Ravel Morrison
Morrison could have played through the pain barrier, says Allardyce.

West Ham United manager Sam Allardyce admits he is disappointed with Ravel Morrison's decision not play through a recent groin injury despite being given the all clear by medical staff.

Morrison, 21, enjoyed a breakout first half of the campaign despite the Hammers' struggles but has not started a league game for the club since mid-December due to a combination of a dramatic drop in form and persistent injury concern.

His route to the first team has also been hampered by the return of a number of first team players from injury with Queens Park Rangers manager Harry Redknapp keen to capitalise on the situation and take the former Manchester United prodigy on loan.

With a possible departure looming, Allardyce admits it has been frustrating waiting for Morrison to recover from injury.

"Listening to our medical staff, there is no problem that he can carry on - not at all," Allardyce told a press conference, ITV Sport report.

"He says he feels it occasionally. Instead of gritting your teeth and getting on with it... he's not the type.

"Lots and lots of players throughout the country will be playing with a similar type of injury that the medical team say 'you can carry on, it's not a problem'."

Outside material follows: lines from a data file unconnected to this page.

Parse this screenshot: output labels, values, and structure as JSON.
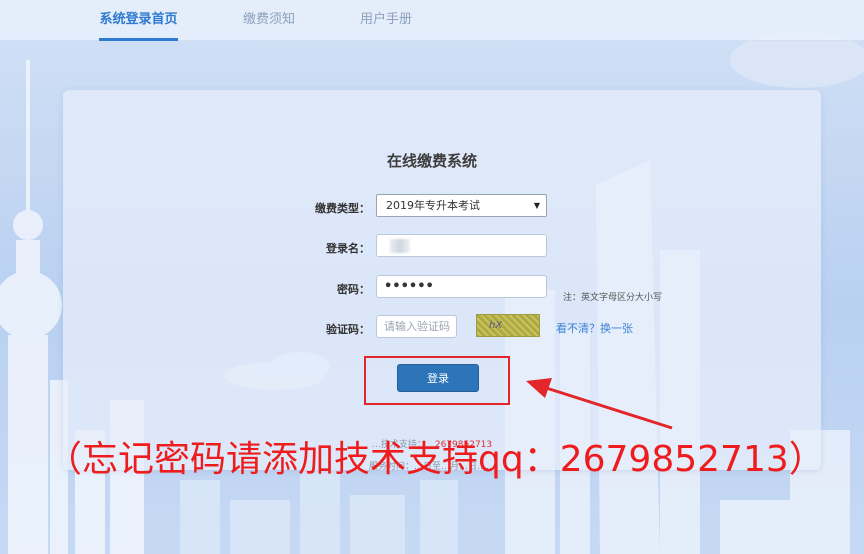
{
  "nav": {
    "tabs": [
      {
        "label": "系统登录首页"
      },
      {
        "label": "缴费须知"
      },
      {
        "label": "用户手册"
      }
    ]
  },
  "form": {
    "title": "在线缴费系统",
    "type_label": "缴费类型：",
    "type_value": "2019年专升本考试",
    "name_label": "登录名：",
    "password_label": "密码：",
    "password_value": "••••••",
    "case_note": "注：英文字母区分大小写",
    "captcha_label": "验证码：",
    "captcha_placeholder": "请输入验证码",
    "captcha_text": "hX",
    "refresh_label": "看不清？换一张",
    "login_label": "登录"
  },
  "footer": {
    "line1_pre": "…技术支持：…",
    "line1_phone": "2679852713",
    "line2": "服务时间：…日至…月…日……"
  },
  "overlay": {
    "text": "（忘记密码请添加技术支持qq：2679852713）"
  },
  "colors": {
    "accent": "#2f7ad1",
    "button": "#2d74b9",
    "annotation_red": "#ee1c1c"
  }
}
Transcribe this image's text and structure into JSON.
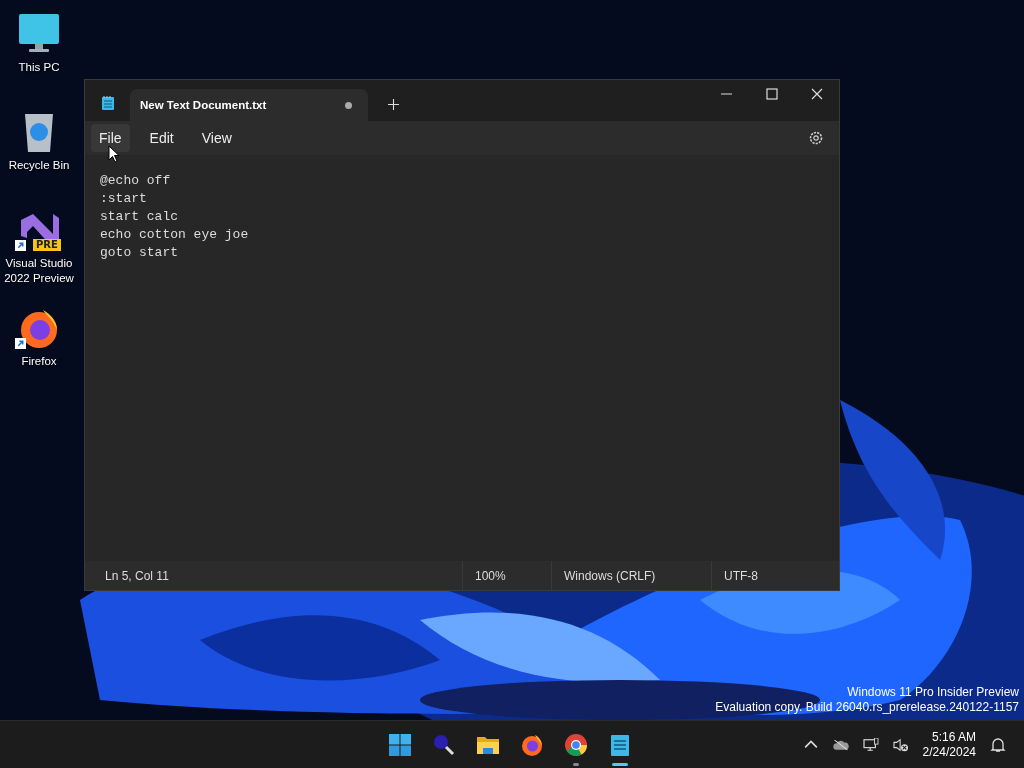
{
  "desktop_icons": [
    {
      "label": "This PC",
      "kind": "monitor",
      "shortcut": false
    },
    {
      "label": "Recycle Bin",
      "kind": "bin",
      "shortcut": false
    },
    {
      "label": "Visual Studio 2022 Preview",
      "kind": "vs",
      "badge": "PRE",
      "shortcut": true
    },
    {
      "label": "Firefox",
      "kind": "firefox",
      "shortcut": true
    }
  ],
  "window": {
    "tabs": [
      {
        "title": "New Text Document.txt",
        "selected": true,
        "unsaved": true
      }
    ],
    "menu": [
      {
        "label": "File",
        "hovered": true
      },
      {
        "label": "Edit",
        "hovered": false
      },
      {
        "label": "View",
        "hovered": false
      }
    ],
    "lines": [
      "@echo off",
      ":start",
      "start calc",
      "echo cotton eye joe",
      "goto start"
    ],
    "status_bar": {
      "position": "Ln 5, Col 11",
      "zoom": "100%",
      "line_ending": "Windows (CRLF)",
      "encoding": "UTF-8"
    }
  },
  "edition_notice": [
    "Windows 11 Pro Insider Preview",
    "Evaluation copy. Build 26040.rs_prerelease.240122-1157"
  ],
  "taskbar": {
    "apps": [
      {
        "kind": "start",
        "running": false,
        "active": false
      },
      {
        "kind": "search",
        "running": false,
        "active": false
      },
      {
        "kind": "explorer",
        "running": false,
        "active": false
      },
      {
        "kind": "firefox",
        "running": false,
        "active": false
      },
      {
        "kind": "chrome",
        "running": true,
        "active": false
      },
      {
        "kind": "notepad",
        "running": true,
        "active": true
      }
    ],
    "time": "5:16 AM",
    "date": "2/24/2024"
  }
}
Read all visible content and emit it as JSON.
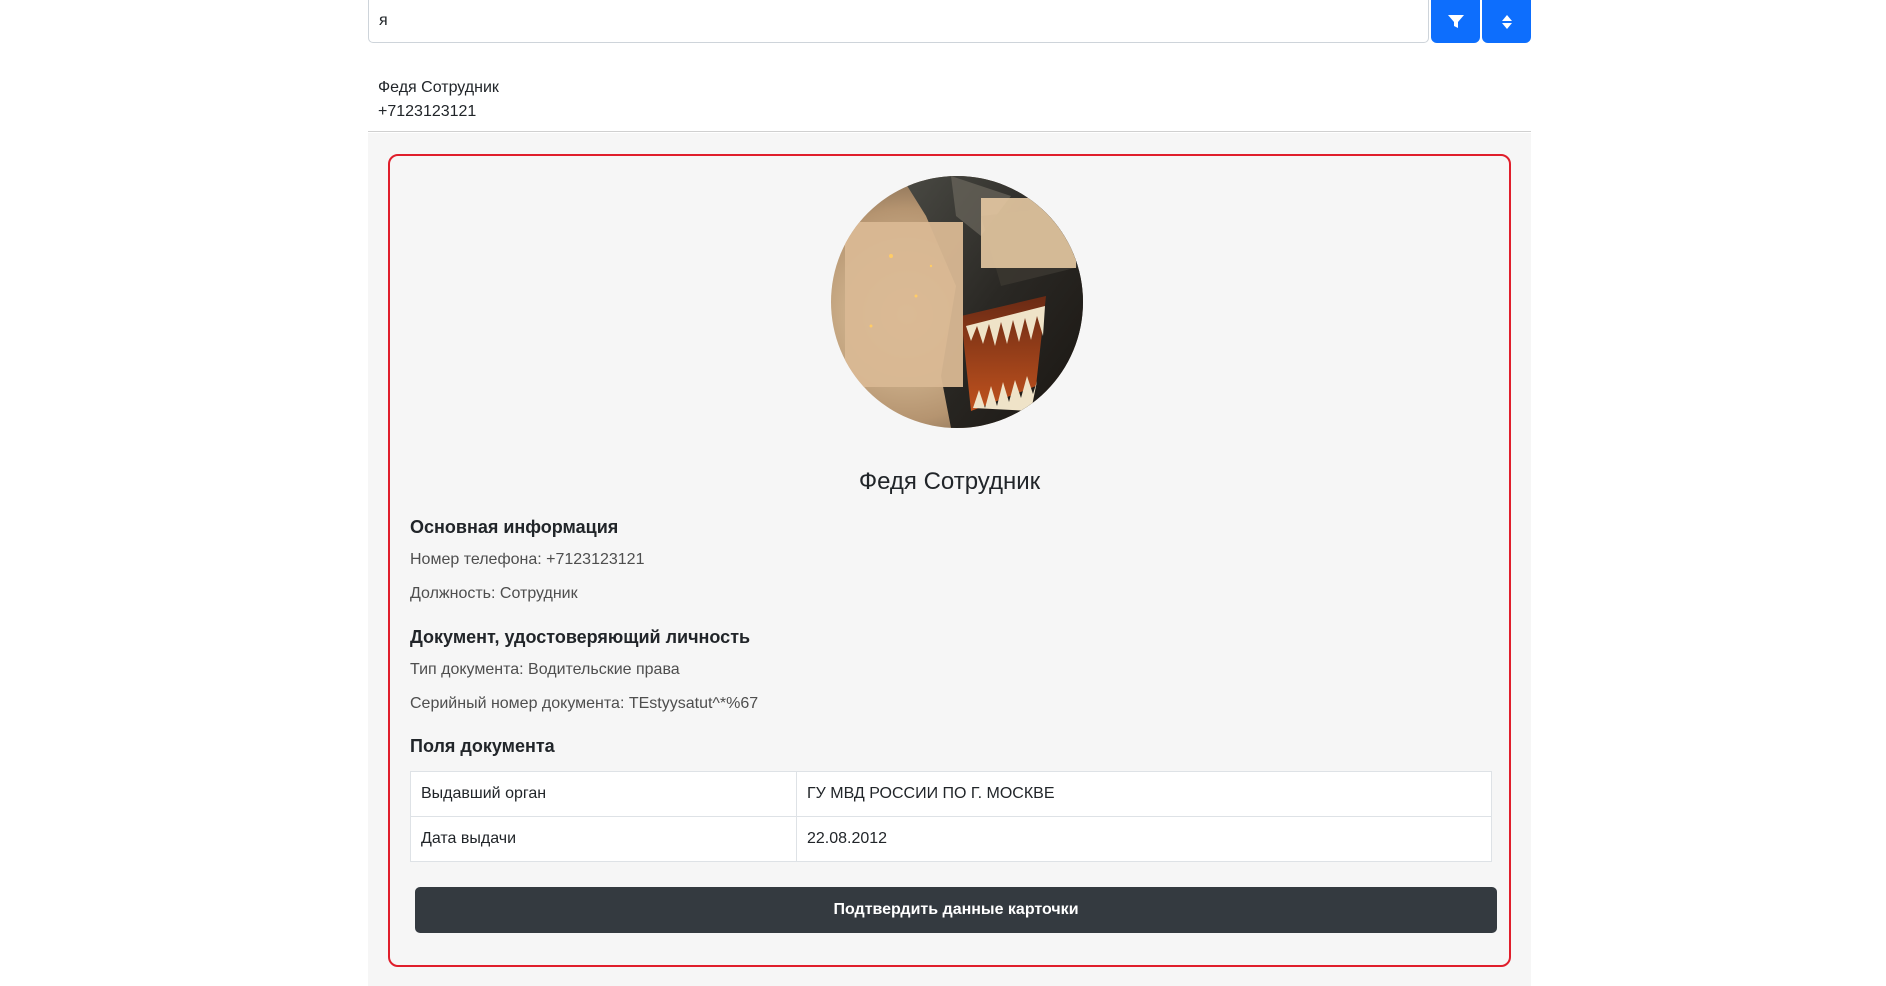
{
  "search": {
    "value": "я"
  },
  "toolbar": {
    "filter_icon": "filter-icon",
    "sort_icon": "sort-icon"
  },
  "results": [
    {
      "name": "Федя Сотрудник",
      "phone": "+7123123121"
    }
  ],
  "card": {
    "name": "Федя Сотрудник",
    "avatar_desc": "dinosaur-photo",
    "basic_info": {
      "title": "Основная информация",
      "phone": "Номер телефона: +7123123121",
      "position": "Должность: Сотрудник"
    },
    "identity_doc": {
      "title": "Документ, удостоверяющий личность",
      "type": "Тип документа: Водительские права",
      "serial": "Серийный номер документа: TEstyysatut^*%67"
    },
    "doc_fields": {
      "title": "Поля документа",
      "rows": [
        {
          "label": "Выдавший орган",
          "value": "ГУ МВД РОССИИ ПО Г. МОСКВЕ"
        },
        {
          "label": "Дата выдачи",
          "value": "22.08.2012"
        }
      ]
    },
    "confirm_label": "Подтвердить данные карточки"
  },
  "colors": {
    "primary": "#0d6efd",
    "card_border": "#e01e2b",
    "dark_button": "#343a40",
    "panel_bg": "#f6f6f6"
  }
}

Morrison's remarkable contribution earlier this season earned the youngster recognition at England Under-21 level and sparked tentative talk of the possibility of a call up to the senior side ahead of next summer's World Cup.

The youngster's fading influence coincided with West Ham's slump in form that has recently undergone a turnaround thanks to back to back league wins, but Allardyce remains unimpressed with Morrison's waning contribution.

"Some come, rise to the occasion and then don't realise how far they have risen, then all of a sudden when they start realising where they have gone that can be a little bit of a problem," he added.

"You have a lot of other players that are challenging his (Morrison's) position and doing a better job than him. I'm always disappointed if no one gives me selection problems.

"I like the fact that you have to see how players deal with being left out - are they going to be professional or unprofessional about it?"